この研究成果は『Science[https://www.science.org/doi/10.1126/science.adz4676]』誌(2026年1月22日付)に掲載された。

宇宙ゴミの落下地点を地震計で特定

 宇宙ゴミ(スペースデブリ)とは、地球の軌道上に放置された人工物の破片のことだ。

 2026年現在の最新データによれば、地上から追跡可能な10cm以上の破片だけで約4万個、さらに小さな破片を含めると1億3000万個以上が地球を包囲するように飛び交っている。

 アメリカのジョンズ・ホプキンス大学のベンジャミン・フェルナンド博士を中心とする国際共同研究チームは、すでに世界中に設置されている「地震計」のネットワークを利用して、落下する宇宙ゴミを精密に追跡する方法を考案した。

 もちろん、宇宙ゴミが落ちてくる前に場所を完全に予測できれば理想的だ。

 現在のレーダー技術でも、宇宙空間にいる間はある程度の予測が可能である。

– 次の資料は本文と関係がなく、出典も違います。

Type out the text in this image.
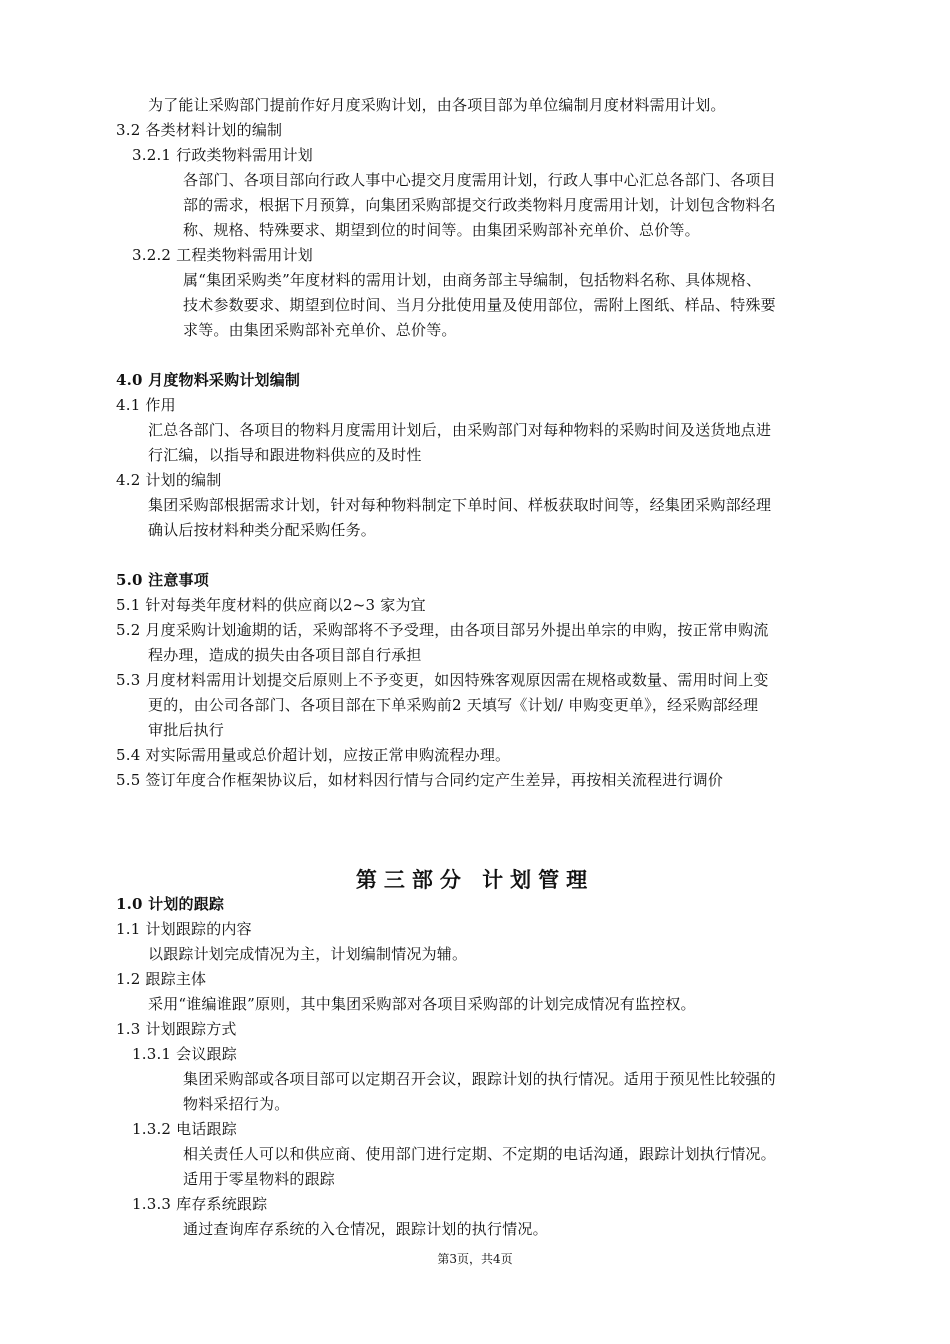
为了能让采购部门提前作好月度采购计划，由各项目部为单位编制月度材料需用计划。
3.2 各类材料计划的编制
3.2.1 行政类物料需用计划
各部门、各项目部向行政人事中心提交月度需用计划，行政人事中心汇总各部门、各项目
部的需求，根据下月预算，向集团采购部提交行政类物料月度需用计划，计划包含物料名
称、规格、特殊要求、期望到位的时间等。由集团采购部补充单价、总价等。
3.2.2 工程类物料需用计划
属“集团采购类”年度材料的需用计划，由商务部主导编制，包括物料名称、具体规格、
技术参数要求、期望到位时间、当月分批使用量及使用部位，需附上图纸、样品、特殊要
求等。由集团采购部补充单价、总价等。
4.0 月度物料采购计划编制
4.1 作用
汇总各部门、各项目的物料月度需用计划后，由采购部门对每种物料的采购时间及送货地点进
行汇编，以指导和跟进物料供应的及时性
4.2 计划的编制
集团采购部根据需求计划，针对每种物料制定下单时间、样板获取时间等，经集团采购部经理
确认后按材料种类分配采购任务。
5.0 注意事项
5.1 针对每类年度材料的供应商以2~3 家为宜
5.2 月度采购计划逾期的话，采购部将不予受理，由各项目部另外提出单宗的申购，按正常申购流
程办理，造成的损失由各项目部自行承担
5.3 月度材料需用计划提交后原则上不予变更，如因特殊客观原因需在规格或数量、需用时间上变
更的，由公司各部门、各项目部在下单采购前2 天填写《计划/ 申购变更单》，经采购部经理
审批后执行
5.4 对实际需用量或总价超计划，应按正常申购流程办理。
5.5 签订年度合作框架协议后，如材料因行情与合同约定产生差异，再按相关流程进行调价
第三部分 计划管理
1.0 计划的跟踪
1.1 计划跟踪的内容
以跟踪计划完成情况为主，计划编制情况为辅。
1.2 跟踪主体
采用“谁编谁跟”原则，其中集团采购部对各项目采购部的计划完成情况有监控权。
1.3 计划跟踪方式
1.3.1 会议跟踪
集团采购部或各项目部可以定期召开会议，跟踪计划的执行情况。适用于预见性比较强的
物料采招行为。
1.3.2 电话跟踪
相关责任人可以和供应商、使用部门进行定期、不定期的电话沟通，跟踪计划执行情况。
适用于零星物料的跟踪
1.3.3 库存系统跟踪
通过查询库存系统的入仓情况，跟踪计划的执行情况。
第3页，共4页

しかし、いざ宇宙ゴミが大気圏に突入すると、空気の密度や機体の形状、激しい回転などによって受ける空気抵抗が複雑に変化する。

 その結果、事前の計算とは進路が大きく変わり、着地点の予測が数千km単位で狂ってしまうことも珍しくない。

 今回の新手法は、これまでの事前予測では捉えきれなかった大気圏内での動きを実況中継のように追跡し、宇宙ゴミが最終的にどこへ到達したのかを直ちに特定するものだ。

 真っ黒に焦げ、時には毒性を持つこともある宇宙ゴミの残骸を迅速に発見し、環境への影響が出る前に回収するために極めて有効な手段となる。  

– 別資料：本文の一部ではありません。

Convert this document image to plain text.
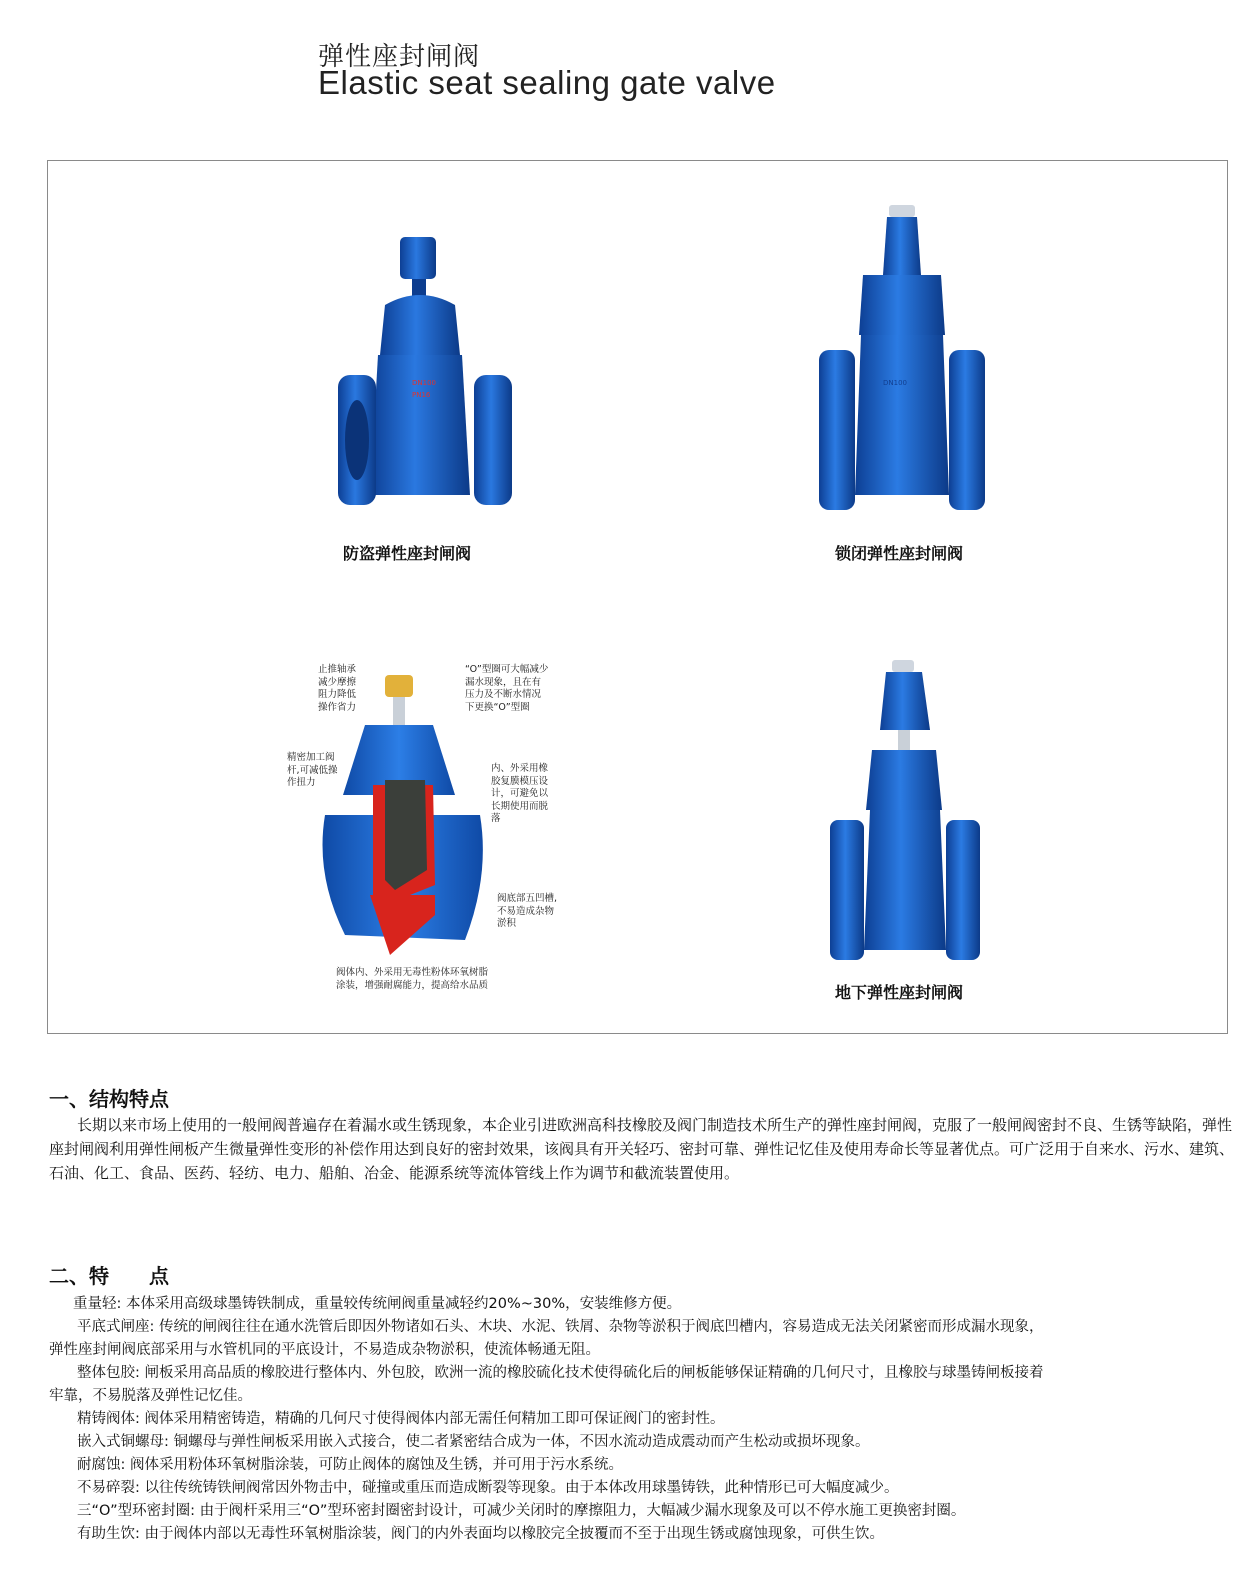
弹性座封闸阀
Elastic seat sealing gate valve
DN100
PN16
防盗弹性座封闸阀
DN100
锁闭弹性座封闸阀
止推轴承
减少摩擦
阻力降低
操作省力
“O”型圈可大幅减少
漏水现象，且在有
压力及不断水情况
下更换“O”型圈
精密加工阀
杆,可减低操
作扭力
内、外采用橡
胶复膜模压设
计，可避免以
长期使用而脱
落
阀底部五凹槽,
不易造成杂物
淤积
阀体内、外采用无毒性粉体环氧树脂
涂装，增强耐腐能力，提高给水品质	地下弹性座封闸阀
一、结构特点
长期以来市场上使用的一般闸阀普遍存在着漏水或生锈现象，本企业引进欧洲高科技橡胶及阀门制造技术所生产的弹性座封闸阀，克服了一般闸阀密封不良、生锈等缺陷，弹性座封闸阀利用弹性闸板产生微量弹性变形的补偿作用达到良好的密封效果，该阀具有开关轻巧、密封可靠、弹性记忆佳及使用寿命长等显著优点。可广泛用于自来水、污水、建筑、石油、化工、食品、医药、轻纺、电力、船舶、冶金、能源系统等流体管线上作为调节和截流装置使用。
二、特　　点

重量轻: 本体采用高级球墨铸铁制成，重量较传统闸阀重量减轻约20%~30%，安装维修方便。

平底式闸座: 传统的闸阀往往在通水洗管后即因外物诸如石头、木块、水泥、铁屑、杂物等淤积于阀底凹槽内，容易造成无法关闭紧密而形成漏水现象，

弹性座封闸阀底部采用与水管机同的平底设计，不易造成杂物淤积，使流体畅通无阻。

整体包胶: 闸板采用高品质的橡胶进行整体内、外包胶，欧洲一流的橡胶硫化技术使得硫化后的闸板能够保证精确的几何尺寸，且橡胶与球墨铸闸板接着

牢靠，不易脱落及弹性记忆佳。

精铸阀体: 阀体采用精密铸造，精确的几何尺寸使得阀体内部无需任何精加工即可保证阀门的密封性。

嵌入式铜螺母: 铜螺母与弹性闸板采用嵌入式接合，使二者紧密结合成为一体，不因水流动造成震动而产生松动或损坏现象。

耐腐蚀: 阀体采用粉体环氧树脂涂装，可防止阀体的腐蚀及生锈，并可用于污水系统。

不易碎裂: 以往传统铸铁闸阀常因外物击中，碰撞或重压而造成断裂等现象。由于本体改用球墨铸铁，此种情形已可大幅度减少。

三“O”型环密封圈: 由于阀杆采用三“O”型环密封圈密封设计，可减少关闭时的摩擦阻力，大幅减少漏水现象及可以不停水施工更换密封圈。

有助生饮: 由于阀体内部以无毒性环氧树脂涂装，阀门的内外表面均以橡胶完全披覆而不至于出现生锈或腐蚀现象，可供生饮。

 筆頭著者であるフェルナンド博士によれば、昨年だけでも毎日複数の人工衛星が宇宙ゴミとなって大気圏に再突入しているが、それらが具体的にどこへ到達したのかを正確に裏付ける手段はこれまで不足していたという。

 宇宙ゴミの落下は今後さらに増加すると予測されており、監視体制の強化が急務となっている。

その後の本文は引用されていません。